A: I’ve always tried to take insights from one area and apply them to another, seemingly nonrelevant, area. I teach Connections 320, Health and Medicine, which has as a big overlay understanding stress and its impact on our body. That class made me focus more on stress that comes from occupational settings, which has a huge impact on our health. That laid a foundation for entering the business world. Fundamentally, we have to be healthy as people and as a system to do our best work. Coming to Humming meant taking all of the health-related information that I had around stressful environments—the interpersonal-related information, my experience as a therapist, and my experience in HR-related areas—and transforming that to help a whole company function.

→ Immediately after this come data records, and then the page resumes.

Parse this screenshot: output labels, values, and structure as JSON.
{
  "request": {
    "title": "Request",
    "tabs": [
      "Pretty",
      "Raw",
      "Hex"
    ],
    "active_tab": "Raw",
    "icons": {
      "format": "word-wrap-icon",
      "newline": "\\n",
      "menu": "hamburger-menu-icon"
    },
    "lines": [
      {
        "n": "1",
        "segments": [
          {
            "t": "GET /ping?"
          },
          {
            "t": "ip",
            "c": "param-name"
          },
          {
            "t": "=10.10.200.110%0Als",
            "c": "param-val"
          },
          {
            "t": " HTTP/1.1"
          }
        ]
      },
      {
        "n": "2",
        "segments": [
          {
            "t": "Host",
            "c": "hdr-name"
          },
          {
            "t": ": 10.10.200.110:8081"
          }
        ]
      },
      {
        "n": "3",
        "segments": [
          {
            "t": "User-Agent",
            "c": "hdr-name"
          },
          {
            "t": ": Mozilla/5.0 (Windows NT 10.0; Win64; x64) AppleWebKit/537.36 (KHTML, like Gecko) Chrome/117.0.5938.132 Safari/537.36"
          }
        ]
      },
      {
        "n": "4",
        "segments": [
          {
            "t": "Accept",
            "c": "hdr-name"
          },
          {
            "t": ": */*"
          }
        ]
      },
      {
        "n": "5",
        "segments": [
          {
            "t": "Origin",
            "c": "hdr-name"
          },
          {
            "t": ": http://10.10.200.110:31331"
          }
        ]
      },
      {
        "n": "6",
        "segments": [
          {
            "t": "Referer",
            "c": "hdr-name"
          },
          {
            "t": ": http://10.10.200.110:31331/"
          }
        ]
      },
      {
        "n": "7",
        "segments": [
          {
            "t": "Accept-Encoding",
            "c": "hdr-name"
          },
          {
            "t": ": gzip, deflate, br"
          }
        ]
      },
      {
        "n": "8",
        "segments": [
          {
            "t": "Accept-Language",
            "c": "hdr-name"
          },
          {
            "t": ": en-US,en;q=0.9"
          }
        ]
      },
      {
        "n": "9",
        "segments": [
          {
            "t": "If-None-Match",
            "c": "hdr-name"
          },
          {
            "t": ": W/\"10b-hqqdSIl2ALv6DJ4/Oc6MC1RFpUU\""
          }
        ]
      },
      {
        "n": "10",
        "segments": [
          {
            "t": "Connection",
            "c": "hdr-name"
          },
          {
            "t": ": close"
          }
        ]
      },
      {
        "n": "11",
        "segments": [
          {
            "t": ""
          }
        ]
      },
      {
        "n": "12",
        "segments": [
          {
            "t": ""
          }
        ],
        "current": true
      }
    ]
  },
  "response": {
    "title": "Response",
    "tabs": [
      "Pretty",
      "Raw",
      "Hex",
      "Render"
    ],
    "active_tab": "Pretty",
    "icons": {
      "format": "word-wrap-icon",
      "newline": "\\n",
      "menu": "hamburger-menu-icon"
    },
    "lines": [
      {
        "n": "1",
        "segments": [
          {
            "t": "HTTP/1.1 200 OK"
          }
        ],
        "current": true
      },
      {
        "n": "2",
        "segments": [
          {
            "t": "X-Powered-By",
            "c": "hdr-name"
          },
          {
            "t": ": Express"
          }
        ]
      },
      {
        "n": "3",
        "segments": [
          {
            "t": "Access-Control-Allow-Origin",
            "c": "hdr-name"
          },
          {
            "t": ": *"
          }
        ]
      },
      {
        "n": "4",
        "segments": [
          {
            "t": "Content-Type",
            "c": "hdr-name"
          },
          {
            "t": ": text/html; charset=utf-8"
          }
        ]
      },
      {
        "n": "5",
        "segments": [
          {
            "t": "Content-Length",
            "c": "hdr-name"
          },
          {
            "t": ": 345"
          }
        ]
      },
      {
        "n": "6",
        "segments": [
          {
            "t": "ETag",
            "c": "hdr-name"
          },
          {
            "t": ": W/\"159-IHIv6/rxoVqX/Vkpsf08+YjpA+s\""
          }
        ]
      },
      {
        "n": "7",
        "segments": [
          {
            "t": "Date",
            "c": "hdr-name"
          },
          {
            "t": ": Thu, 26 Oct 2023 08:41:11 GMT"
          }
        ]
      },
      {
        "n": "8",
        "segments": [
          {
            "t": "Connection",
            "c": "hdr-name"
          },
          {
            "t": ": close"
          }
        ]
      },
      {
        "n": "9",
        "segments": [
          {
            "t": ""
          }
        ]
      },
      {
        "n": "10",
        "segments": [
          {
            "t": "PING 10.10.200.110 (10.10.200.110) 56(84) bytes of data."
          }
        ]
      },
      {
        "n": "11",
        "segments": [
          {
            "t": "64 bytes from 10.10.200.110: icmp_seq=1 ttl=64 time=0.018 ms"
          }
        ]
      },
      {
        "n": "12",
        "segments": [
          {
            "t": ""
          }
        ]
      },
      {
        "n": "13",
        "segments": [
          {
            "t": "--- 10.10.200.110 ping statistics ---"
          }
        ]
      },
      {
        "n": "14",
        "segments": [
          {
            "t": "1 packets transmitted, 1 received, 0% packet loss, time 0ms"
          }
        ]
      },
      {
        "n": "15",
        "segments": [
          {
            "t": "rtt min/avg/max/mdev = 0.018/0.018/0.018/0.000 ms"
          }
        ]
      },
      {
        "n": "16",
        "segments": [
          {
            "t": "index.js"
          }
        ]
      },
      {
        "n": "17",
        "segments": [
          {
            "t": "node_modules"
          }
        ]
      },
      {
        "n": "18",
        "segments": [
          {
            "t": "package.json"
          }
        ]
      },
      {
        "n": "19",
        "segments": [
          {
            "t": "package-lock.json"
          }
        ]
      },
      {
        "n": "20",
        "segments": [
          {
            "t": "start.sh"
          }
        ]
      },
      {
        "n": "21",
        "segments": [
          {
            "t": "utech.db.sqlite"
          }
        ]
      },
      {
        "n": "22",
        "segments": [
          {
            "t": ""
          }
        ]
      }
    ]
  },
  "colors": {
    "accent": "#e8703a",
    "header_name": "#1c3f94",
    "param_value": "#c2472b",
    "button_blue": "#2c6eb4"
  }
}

Q: What does the company actually do?
A: We harness artificial intelligence to transform how businesses make ads. We’ve built a platform that simplifies advertising and makes it easier for small businesses, in particular, but really any business to make an ad and get it out to where they need to on the web. We can use AI to generate an ad for people based on their website, as a way to get them started. The goal is to reduce barriers for people and put the power to advertise back in the control of customers themselves, pushing back a little against a system that makes it tough. As the COO, I do a lot of figuring out what people want and need—both customers and team members. But in a startup, you wear a lot of hats. I fundraise, do a bit of sales, gather feedback on the product, and, ultimately, figure out how to make this company operational within the CEO’s vision.
Q: What have you learned from this job?
A: If you had asked me a year and a half ago if I ever thought I would be the co-founder of an advertising tech company, I would’ve laughed. I don’t know anything about business, I’m not interested in it—and I don’t even like advertising. All of us here are like, “We hate advertising!” At least as it exists today. But that’s what entrepreneurs and innovators do: They see something that’s broken, and they say, “We can do this better.” It feels good to be able to take what I know about health and psychology and apply it so differently, both helping build a company and helping solve a really common problem for people.